3 ottobre 2012 10:010 commenti

Il danno accertato per oltre 400 Comuni italiani è di 100 milioni di euro: è quanto emerge dall’operazione della Guardia di Finanza di Genova che ha arrestato, su ordinanza di custodia cautelare emessa dal Tribunale di Chiavari, Giuseppe Saggese, amministratore delegato della società Tributi Italia spa.

Le accuse a suo carico sono pesanti: peculato, dichiarazione fraudolenta mediante uso di fatture o altri documenti per operazioni inesistenti, omesso versamento di ritenute certificate e omesso versamento Iva. Tributi Italia spa è una società di consulenza fiscale con sede legale a Roma, ma operativa da Chiavari (Genova) che per anni ha continuato a riscuotere imposte in nome e per conto di almeno 400 Comuni italiani.

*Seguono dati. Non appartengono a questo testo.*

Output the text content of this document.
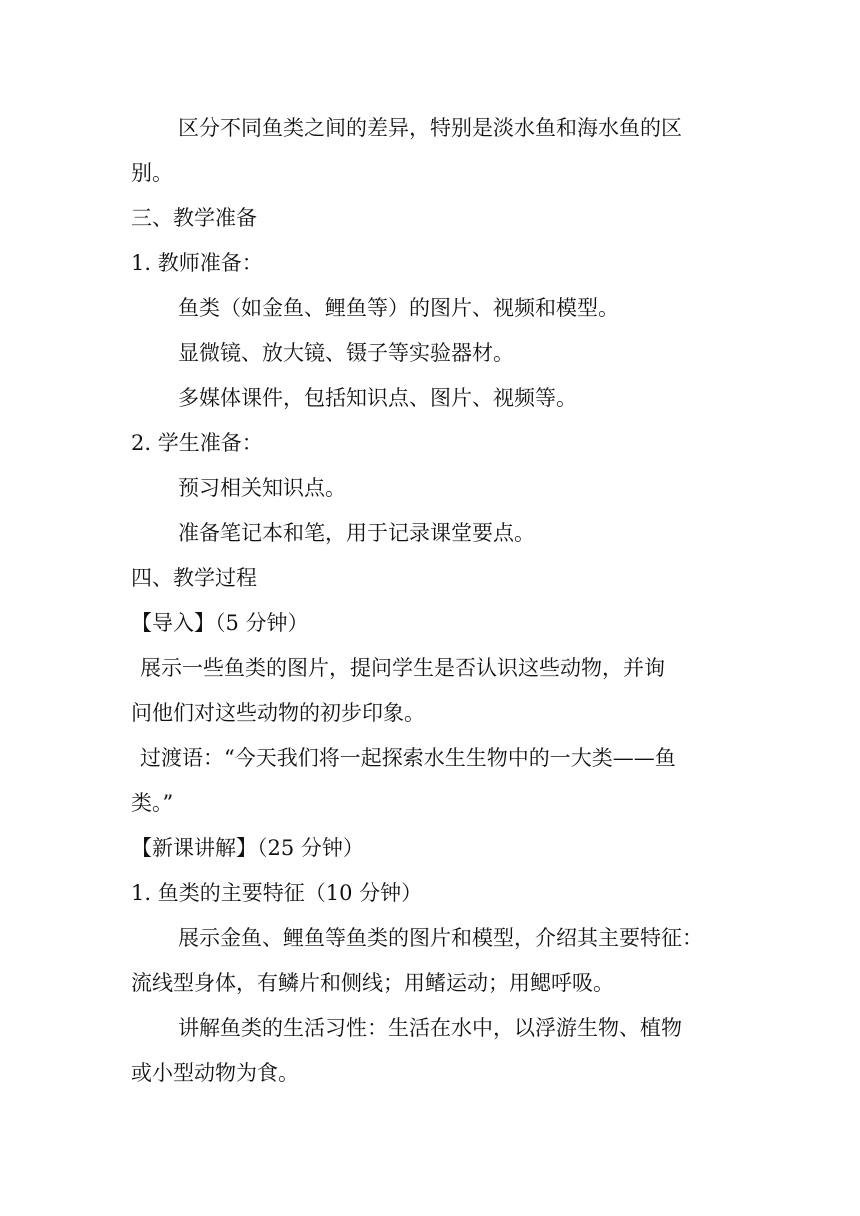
区分不同鱼类之间的差异，特别是淡水鱼和海水鱼的区
别。
三、教学准备
1. 教师准备：
鱼类（如金鱼、鲤鱼等）的图片、视频和模型。
显微镜、放大镜、镊子等实验器材。
多媒体课件，包括知识点、图片、视频等。
2. 学生准备：
预习相关知识点。
准备笔记本和笔，用于记录课堂要点。
四、教学过程
【导入】（5 分钟）
展示一些鱼类的图片，提问学生是否认识这些动物，并询
问他们对这些动物的初步印象。
过渡语：“今天我们将一起探索水生生物中的一大类——鱼
类。”
【新课讲解】（25 分钟）
1. 鱼类的主要特征（10 分钟）
展示金鱼、鲤鱼等鱼类的图片和模型，介绍其主要特征：
流线型身体，有鳞片和侧线；用鳍运动；用鳃呼吸。
讲解鱼类的生活习性：生活在水中，以浮游生物、植物
或小型动物为食。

I fondi però non venivano versati nelle casse pubbliche dei Comuni, ma venivano sottratti e trattenuti sui propri conti correnti con appropriazione indebita. Gli stessi fondi finivano, attraverso rapporti con altre società fittizie, nella tasche di Saggese.

Le indagini hanno dimostrato il lussuoso tenore di vita di Saggese: sono stati riscontrati prelievi giornalieri dai conti della società anche da 10.000 euro, autovetture di lusso, yatch e aerei privati di proprietà, soggiorni in località prestigiose, feste e molto altro.

Nel frattempo però la maggior parte dei 1000 dipendenti di Tributi Italia spa sono stati licenziati e altri sono finiti in Cassa Integrazione. Secondo le accuse, la società in amministrazione straordinaria con un commissario, avrebbe cominciato a operare fino al 2010 riscuotendo imposte, mai versate ai Comuni, per oltre cento milioni. Saggese in particolare è accusato di aver sottratto circa 20 milioni di euro, ma le persone indagate in tutto sono nove, già sottoposte a misure cautelari, più altre quattro persone perseguite “a piede libero” e accusate dall’autorità giudiziaria delk Tribunale di Chiavari, di peculato e reati fiscali.